Does AMD actually have a broad AI compute portfolio, or is that just lip service?
If we look at their compute engines across the cloud and the edge, AMD currently has the broadest AI compute portfolio.
In a future where GPU stockpiling settles down and enterprises shift to TCO and power optimization across the data center, AMD is well-positioned with their EPYC CPUs and Instinct GPUs.
As we’ll discuss later, they are well-positioned at the edge with their newly announced Copilot+ PCs. AMD’s only edge gap is the lack of smartphones and hands-free form factors, where they currently choose not to compete. From Qualcomm’s Opportunity,
I’ve been noodling on a weakness of AMD’s AI portfolio, namely the lack of AI hardware for consumer devices.
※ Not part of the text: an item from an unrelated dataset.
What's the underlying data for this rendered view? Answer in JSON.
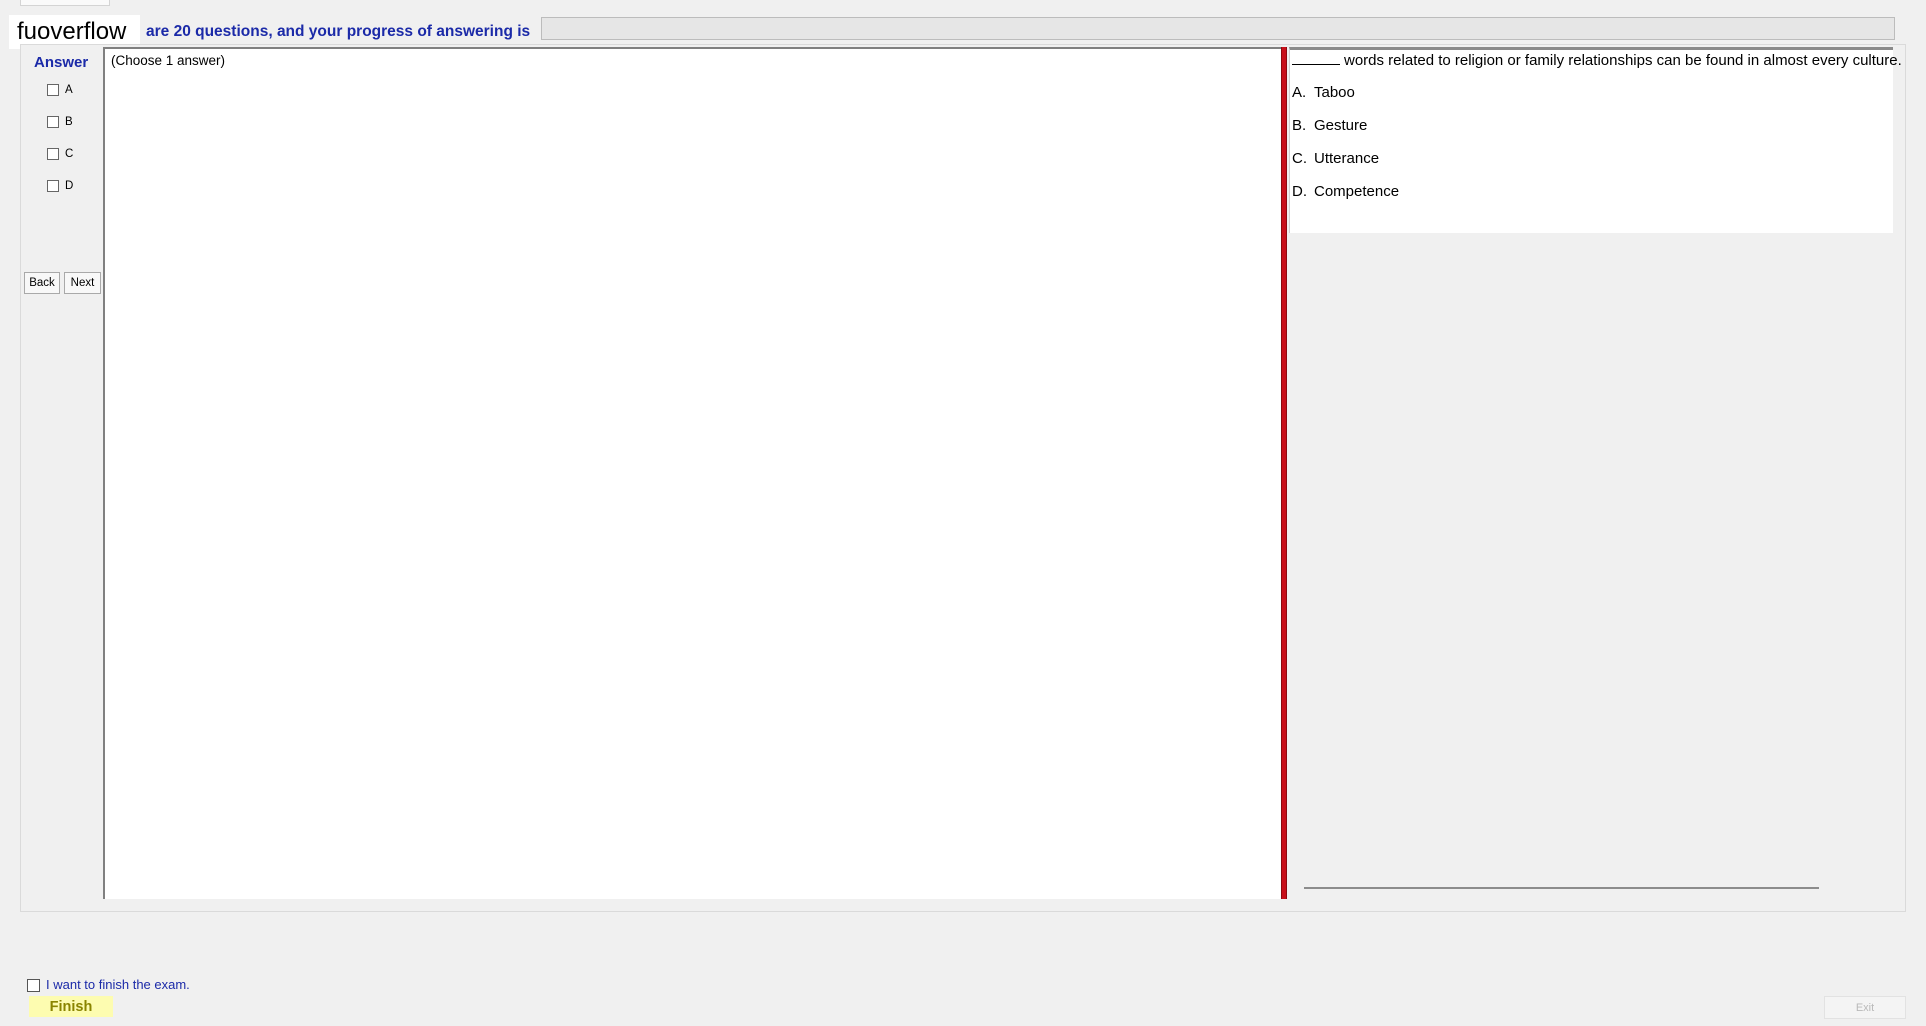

Sure, laptops will always have a slice of the consumer market. But a significant share of inference will occur on smartphones, increasingly with hands-free devices like glasses (e.g., Meta’s Ray-Bans), headphones, smart speakers, and more.
AMD’s current portfolio is not positioned to ride the incoming consumer inference wave.
Competition
Nvidia is, of course, all about those GPUs.
That said, they do have the Grace CPU Superchip, a high-performance CPU server offering.
If datacenter workload mix continues to spread across traditional and accelerated compute, and Lisa’s cost and power optimization future comes true, Nvidia could use more diversity in its CPU server portfolio offerings. They could quickly fill out their CPU server portfolio by acquiring Ampere. Sure, Nvidia and ARM could build anything, but this would be a speed to market play. Of course, there are many counterarguments why Nvidia would never opt for a CPU-only server offering, including the space being competitive and arguably commoditized.
Intel matched AMD’s breadth, although they are spinning out Altera, so FPGA offerings are moving away from the Intel Product group.
Can AMD’s EPYC and Instinct beat out Intel in a modular data center future? If early innings matter, AMD’s MI300 customers include Meta and Microsoft, whereas Intel’s Gaudi customers include OEMs like Dell and enterprises like Bosch and IBM.
My hot take is that the market is interested in AMD, whereas Intel is interested in the market. Said another way: customer pull (AMD) vs customer push (Intel).
Qualcomm will clearly compete with AMD in Copilot+ laptops from now on.
Qualcomm isn’t positioned to participate in a modular data center future. They have an AI accelerator called Cloud AI 100, but like Intel’s Gaudi, it’s unclear how many enterprises are using it.
Now What?
If Lisa is right, this is a marathon and not a sprint. I guess we sit back and enjoy the show!